Ankara Bilkent Şehir Hastanesinin Akciğer Nakli Merkezinin ortaya koyduğu başarı ile Türkiye'deki en iyi merkez olduğunu ifade eden Yekeler, Türkiye'den daha önce akciğer nakline başlayan ülkelere göre kıyasla elde edilen bu başarının dünya ortalaması üzerinde olduğunun altını çizdi.
"Akciğer naklindeki süremiz 4 ila 6 saat arasında değişmektedir"
Akciğer naklinde yaşanan en büyük zorluklardan bir tanesinin donörden çıkarılan organın nakledilme süresi olduğuna dikkati çeken Yekeler, "Akciğer naklinde sonuçta iki organ nakli yapıyoruz. Akciğer naklindeki süremiz 4 ila 6 saat arasında değişmektedir. Bu da bizim için bu kadar zahmetli iki organ naklini yaptığımız koşuşturmacanın içerisinde bizi strese sokan en büyük sebep. Dolayısıyla biz kendimizi karaciğer ve böbrek nakli ile kıyas dahi etmiyoruz. Yapılan karaciğer ve böbrek nakillerinin yaklaşık yüzde 85'i canlıdan bağışla organ nakli şeklinde gerçekleşmektedir. Bu planlı bir ameliyat demektir ama akciğer nakli plansız bir ameliyattır. Büyük oranda nakillerimiz gece gerçekleşmekte ve plansız nakil olmakta. Akciğer naklindeki ekipte yer alan yaklaşık 20 arkadaşımız fedakarca bu faaliyetin içerisinde yer almaktadır" diye konuştu.

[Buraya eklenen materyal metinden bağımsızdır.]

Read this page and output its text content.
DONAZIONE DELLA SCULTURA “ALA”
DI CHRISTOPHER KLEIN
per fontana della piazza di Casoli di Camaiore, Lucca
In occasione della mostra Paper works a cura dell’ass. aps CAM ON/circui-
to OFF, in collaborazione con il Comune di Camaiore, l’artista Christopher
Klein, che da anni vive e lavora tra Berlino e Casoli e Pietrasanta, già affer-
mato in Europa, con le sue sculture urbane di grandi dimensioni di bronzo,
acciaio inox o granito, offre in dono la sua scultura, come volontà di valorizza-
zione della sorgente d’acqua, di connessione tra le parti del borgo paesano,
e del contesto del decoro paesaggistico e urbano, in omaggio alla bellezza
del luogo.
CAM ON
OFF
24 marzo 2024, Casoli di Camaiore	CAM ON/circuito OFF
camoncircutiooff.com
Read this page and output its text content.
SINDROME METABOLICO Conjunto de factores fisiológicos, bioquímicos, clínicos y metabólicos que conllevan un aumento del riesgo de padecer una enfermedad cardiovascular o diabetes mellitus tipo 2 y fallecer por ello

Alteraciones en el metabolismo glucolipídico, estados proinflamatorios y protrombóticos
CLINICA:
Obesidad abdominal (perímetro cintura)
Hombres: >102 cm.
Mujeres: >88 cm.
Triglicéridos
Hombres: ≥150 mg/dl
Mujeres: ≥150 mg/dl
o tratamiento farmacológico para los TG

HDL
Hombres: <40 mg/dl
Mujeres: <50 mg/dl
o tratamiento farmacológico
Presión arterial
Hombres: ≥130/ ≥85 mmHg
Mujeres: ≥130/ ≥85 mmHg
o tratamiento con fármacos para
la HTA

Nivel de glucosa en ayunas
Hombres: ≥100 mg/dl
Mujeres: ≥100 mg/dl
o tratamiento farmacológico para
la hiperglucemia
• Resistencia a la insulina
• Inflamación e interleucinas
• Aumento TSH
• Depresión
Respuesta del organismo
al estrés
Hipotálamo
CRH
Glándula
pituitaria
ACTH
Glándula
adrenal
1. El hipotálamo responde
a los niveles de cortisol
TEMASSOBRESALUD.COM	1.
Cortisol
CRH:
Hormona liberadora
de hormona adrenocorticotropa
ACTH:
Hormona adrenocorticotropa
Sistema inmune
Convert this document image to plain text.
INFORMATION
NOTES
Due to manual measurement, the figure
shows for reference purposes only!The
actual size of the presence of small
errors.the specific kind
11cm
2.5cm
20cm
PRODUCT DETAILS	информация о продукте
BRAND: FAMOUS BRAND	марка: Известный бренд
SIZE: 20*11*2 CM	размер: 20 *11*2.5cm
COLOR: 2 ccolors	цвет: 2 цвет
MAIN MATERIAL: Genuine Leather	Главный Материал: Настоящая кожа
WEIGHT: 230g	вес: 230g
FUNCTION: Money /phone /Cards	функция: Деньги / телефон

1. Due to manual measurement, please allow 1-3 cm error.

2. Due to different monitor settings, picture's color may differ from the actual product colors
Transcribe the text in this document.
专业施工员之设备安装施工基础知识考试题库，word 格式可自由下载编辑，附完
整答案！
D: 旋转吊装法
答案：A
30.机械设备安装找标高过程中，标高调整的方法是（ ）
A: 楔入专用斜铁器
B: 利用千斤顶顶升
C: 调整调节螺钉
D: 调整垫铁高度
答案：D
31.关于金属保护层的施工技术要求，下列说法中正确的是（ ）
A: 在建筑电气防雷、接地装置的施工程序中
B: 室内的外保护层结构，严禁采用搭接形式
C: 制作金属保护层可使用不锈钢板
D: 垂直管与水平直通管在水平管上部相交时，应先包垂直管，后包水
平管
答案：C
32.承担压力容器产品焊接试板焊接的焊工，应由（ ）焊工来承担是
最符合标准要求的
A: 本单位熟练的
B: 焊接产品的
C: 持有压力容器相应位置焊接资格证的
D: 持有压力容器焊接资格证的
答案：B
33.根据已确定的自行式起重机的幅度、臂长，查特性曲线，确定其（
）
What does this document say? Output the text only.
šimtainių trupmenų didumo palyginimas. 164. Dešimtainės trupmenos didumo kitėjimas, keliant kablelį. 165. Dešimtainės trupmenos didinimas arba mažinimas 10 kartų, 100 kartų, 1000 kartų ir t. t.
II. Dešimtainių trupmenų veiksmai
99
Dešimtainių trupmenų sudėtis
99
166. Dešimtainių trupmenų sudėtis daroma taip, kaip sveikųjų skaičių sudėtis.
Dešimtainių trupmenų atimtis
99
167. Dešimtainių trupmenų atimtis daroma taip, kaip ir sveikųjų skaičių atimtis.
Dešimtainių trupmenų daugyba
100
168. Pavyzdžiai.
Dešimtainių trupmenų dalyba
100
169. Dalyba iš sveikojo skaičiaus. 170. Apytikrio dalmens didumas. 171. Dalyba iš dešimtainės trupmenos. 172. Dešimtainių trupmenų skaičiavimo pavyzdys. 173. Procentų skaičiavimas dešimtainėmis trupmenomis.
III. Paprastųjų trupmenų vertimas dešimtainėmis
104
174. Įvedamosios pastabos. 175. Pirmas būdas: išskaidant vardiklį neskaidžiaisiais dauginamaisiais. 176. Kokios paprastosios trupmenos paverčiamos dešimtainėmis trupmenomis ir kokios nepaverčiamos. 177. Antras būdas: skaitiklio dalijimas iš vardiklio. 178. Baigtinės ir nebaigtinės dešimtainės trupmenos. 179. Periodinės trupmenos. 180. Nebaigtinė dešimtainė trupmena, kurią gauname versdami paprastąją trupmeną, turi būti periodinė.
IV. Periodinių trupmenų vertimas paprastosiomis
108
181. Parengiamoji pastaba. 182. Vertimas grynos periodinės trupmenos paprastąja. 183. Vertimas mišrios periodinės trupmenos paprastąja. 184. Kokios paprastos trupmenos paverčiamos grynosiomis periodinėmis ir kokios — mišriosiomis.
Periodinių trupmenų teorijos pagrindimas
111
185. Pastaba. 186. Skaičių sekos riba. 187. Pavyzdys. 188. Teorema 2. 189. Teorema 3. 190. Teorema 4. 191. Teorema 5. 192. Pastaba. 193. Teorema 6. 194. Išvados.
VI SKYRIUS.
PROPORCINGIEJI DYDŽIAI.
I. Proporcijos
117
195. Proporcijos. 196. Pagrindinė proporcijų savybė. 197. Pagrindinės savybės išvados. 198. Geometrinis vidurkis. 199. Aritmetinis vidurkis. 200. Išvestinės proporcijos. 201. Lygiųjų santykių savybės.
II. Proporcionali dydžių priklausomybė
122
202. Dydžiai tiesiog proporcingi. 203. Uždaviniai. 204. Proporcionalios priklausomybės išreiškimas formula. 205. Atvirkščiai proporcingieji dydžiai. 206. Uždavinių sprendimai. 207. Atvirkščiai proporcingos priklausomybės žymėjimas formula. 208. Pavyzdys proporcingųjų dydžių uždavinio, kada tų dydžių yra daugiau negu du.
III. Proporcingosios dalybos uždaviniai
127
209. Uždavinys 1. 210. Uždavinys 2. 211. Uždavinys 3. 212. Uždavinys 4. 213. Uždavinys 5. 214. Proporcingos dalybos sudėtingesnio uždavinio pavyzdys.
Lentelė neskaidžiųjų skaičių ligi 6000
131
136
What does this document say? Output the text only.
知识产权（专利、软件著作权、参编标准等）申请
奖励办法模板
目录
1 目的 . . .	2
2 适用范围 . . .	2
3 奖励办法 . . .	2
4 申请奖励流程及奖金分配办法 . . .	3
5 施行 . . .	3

Armutçu'nun ameliyatının ardından 20 gün geçtiğini ve bu süre ile yoğun bakım sürecinin atlatıldığını belirten Yekeler, ameliyatın ardından ilk günlerde organ reddinin yaşanmaması ve enfeksiyon oluşmaması verilen mücadelenin başarıyla tamamlandığını ifade etti. Ayrıca Prof. Dr. Yekeler, diğer organ bağışlarında çok düşük olan ret oranının akciğer naklinde yüzde 60'ları bulabildiğini de sözlerine ekledi.